Saturday, November 19, 2016

Limitations on Cross-Examination of Cooperating Co-Conspirators as Sixth Amendment Violation? (11/19/16)

In United States v. Williams, 2016 U.S. App. LEXIS 20215 (11th Cir. 2016) (unpublished), here. the defendant was convicted for "conspiracy to defraud the United States, wire fraud, aggravated identity theft, and wrongful disclosure of identifiable health information"
Briefly stated, Williams's convictions stem from her involvement in a conspiracy to file fraudulent tax returns. Through her employment as a receptionist at a doctor's office, Williams had regular access to patients' personal identifiable information. In furtherance of the conspiracy, Williams stole patient information to be used in [*2]  preparing fraudulent income tax returns and directed the tax refund checks to be mailed to Williams's current and former addresses.
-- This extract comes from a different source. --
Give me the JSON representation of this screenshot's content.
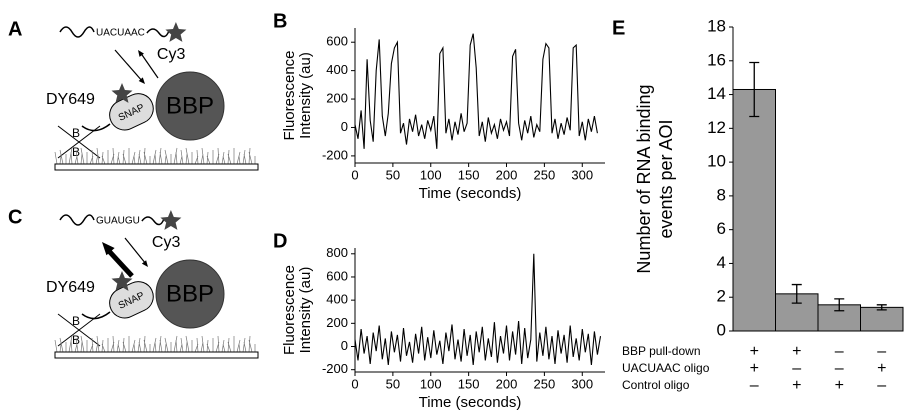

The defendant raised several arguments on appeal.  I focus here on the first argument, that the trial court's limitations upon her attorney's ability to cross-examine cooperating co-conspirators violated her Sixth Amendment confrontation rights.  I do this principally to call readers' attention to a significant split in the Circuits on that issue and that failure to properly preserve the issue at trial can permit the appellate court to review under the plain error standard to avoid deciding the issue, as it did in this case.  I quote the entire section of the opinion on this issue:
On appeal, Williams first contends that the district court violated her Sixth Amendment confrontation rights by limiting her ability to cross-examine cooperating co-conspirators -- those who had agreed to testify for the government - - about the specific sentences they avoided or hoped to avoid by testifying against Williams. 
Because Williams raised no objection to the district court's ruling at trial and, instead, raises this argument for the first time on appeal, we review only for plain error. See United States v. Sosa, 777 F.3d 1279, 1294 (11th Cir. 2015). To demonstrate plain error, Williams "must show that there is (1) error, (2) that is plain, (3) that affects substantial rights, and (4) that seriously affects the fairness, integrity, or public reputation of judicial proceedings." See id. (quotation omitted). 
A criminal defendant has a right, under the Sixth Amendment, to confront witnesses against him. U.S. Const. amend. VI. "The main and essential purpose of confrontation is to secure for the defendant the opportunity of cross-examination." United States v. Baptista-Rodriguez, 17 F.3d 1354, 1366 (11th Cir. 1994) (alteration omitted). Still, a "defendant's right to cross-examine witnesses is not without limitation." Id. "Trial   judges retain wide latitude to impose reasonable limits on cross-examination based on concerns about, among other things, confusion of the issues or interrogation that is repetitive or only marginally relevant." Id. at 1370-71. 
The district court committed no plain error in limiting Williams's cross-examination of the government's cooperating witnesses. Williams concedes on appeal that the circuit courts are split on this issue. n1 Given the disagreement among the circuits on this issue and the absence of controlling precedent from the Supreme Court or from this Court, Williams can demonstrate no plain error. See United States v. Chau, 426 F.3d 1318, 1322 (11th Cir. 2005) (because an error is "plain" only if the error is "clear under current law," it follows that "there can be no plain error where there is no precedent from the Supreme Court or this Court directly resolving it.").
   n1 The First, Second, Fourth, Seventh, and Eighth Circuits have held that a district court's limitation on a defendant's ability to cross-examine cooperating co-conspirators constitutes no violation of the Confrontation Clause. Meanwhile, the Third, Fifth, and Ninth Circuits have made the opposite conclusion. For background, see United States v. Dimora, 843 F. Supp. 2d 799, 842-44 (N.D. Ohio 2012) (collecting cases).